À medida que Roy avança em sua viagem espacial, ele também se distancia emocionalmente de sua vida na Terra e de si mesmo. O pai de Roy está em uma base espacial próxima ao planeta Netuno. Clifford liderava a missão Lima, uma expedição destinada a explorar os limites do Sistema Solar em busca de vida extraterrestre. As imagens do filme são de tirar o fôlego. Contudo, a viagem pelo espaço deve ser entendida como uma metáfora para a própria busca interior por sentido e redenção.

O que seria da imensidão do universo se não fosse a capacidade humana de atribuir significado a tudo isso?

Em minhas aulas de Filosofia, abordo o seguinte tema: o ethos é uma manifestação primordial da realidade, uma transcrição da physis (natureza) na ação humana e nas estruturas sociais que dela resultam. A physis representa a ordem natural das coisas, enquanto o ethos se eleva acima dela. Em outras palavras, o significado mais sublime da natureza passa pela consciência humana. O ethos, portanto, é onde a razão da própria physis se manifesta. Para ilustrar isso, outro dia um aluno me provocou dizendo que a vida humana não era nada diante da imensidão do universo. Respondi dizendo que pensava justamente o contrário: o que seria da imensidão do universo se não fosse a capacidade humana de atribuir significado a tudo isso? Como a morte, um vazio absoluto.

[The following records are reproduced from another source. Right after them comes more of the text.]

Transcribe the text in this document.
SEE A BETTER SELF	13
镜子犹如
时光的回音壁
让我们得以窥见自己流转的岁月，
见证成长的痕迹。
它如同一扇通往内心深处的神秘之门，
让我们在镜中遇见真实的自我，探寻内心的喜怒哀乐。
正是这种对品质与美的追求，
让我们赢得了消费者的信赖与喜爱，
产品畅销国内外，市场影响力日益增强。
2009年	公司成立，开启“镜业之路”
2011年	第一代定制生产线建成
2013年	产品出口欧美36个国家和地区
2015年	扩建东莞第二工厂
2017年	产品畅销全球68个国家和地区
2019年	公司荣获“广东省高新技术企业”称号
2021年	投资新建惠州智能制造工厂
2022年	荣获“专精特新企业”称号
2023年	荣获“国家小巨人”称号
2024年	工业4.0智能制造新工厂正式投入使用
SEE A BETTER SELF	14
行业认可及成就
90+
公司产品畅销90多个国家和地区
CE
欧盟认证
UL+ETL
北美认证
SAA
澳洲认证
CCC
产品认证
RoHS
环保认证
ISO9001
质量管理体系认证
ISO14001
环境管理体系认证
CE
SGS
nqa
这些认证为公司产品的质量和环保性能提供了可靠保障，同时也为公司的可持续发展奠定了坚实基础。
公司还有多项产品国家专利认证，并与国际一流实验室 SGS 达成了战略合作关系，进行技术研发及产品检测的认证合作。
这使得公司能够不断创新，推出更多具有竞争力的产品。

No contexto de Ad Astra, podemos ver a jornada de Roy McBride como uma luta para reencontrar seu ethos – isto é, seus valores humanos mais genuínos – em um universo que padece de significado. Aqui, o filme lembra muito um livro que trata, embora em outro contexto, exatamente desse tema: Coração das Trevas, de Joseph Conrad. No livro, o protagonista Marlow embarca em uma jornada pelo coração da selva africana para encontrar Kurtz, um homem que, como Clifford McBride, era visto como uma figura enigmática, mas que, na realidade, se perdeu em sua própria loucura e isolamento.

Assim como Marlow descobre as verdades sombrias sobre Kurtz, Roy confrontará as duras verdades sobre seu pai. Os limites do Sistema Solar representam os confins da alma humana. Ambas as histórias exploram a descida ao lado sombrio da natureza humana, as trevas que consomem até mesmo os indivíduos aparentemente mais fortes quando confrontados com o terror metafísico do vazio existencial.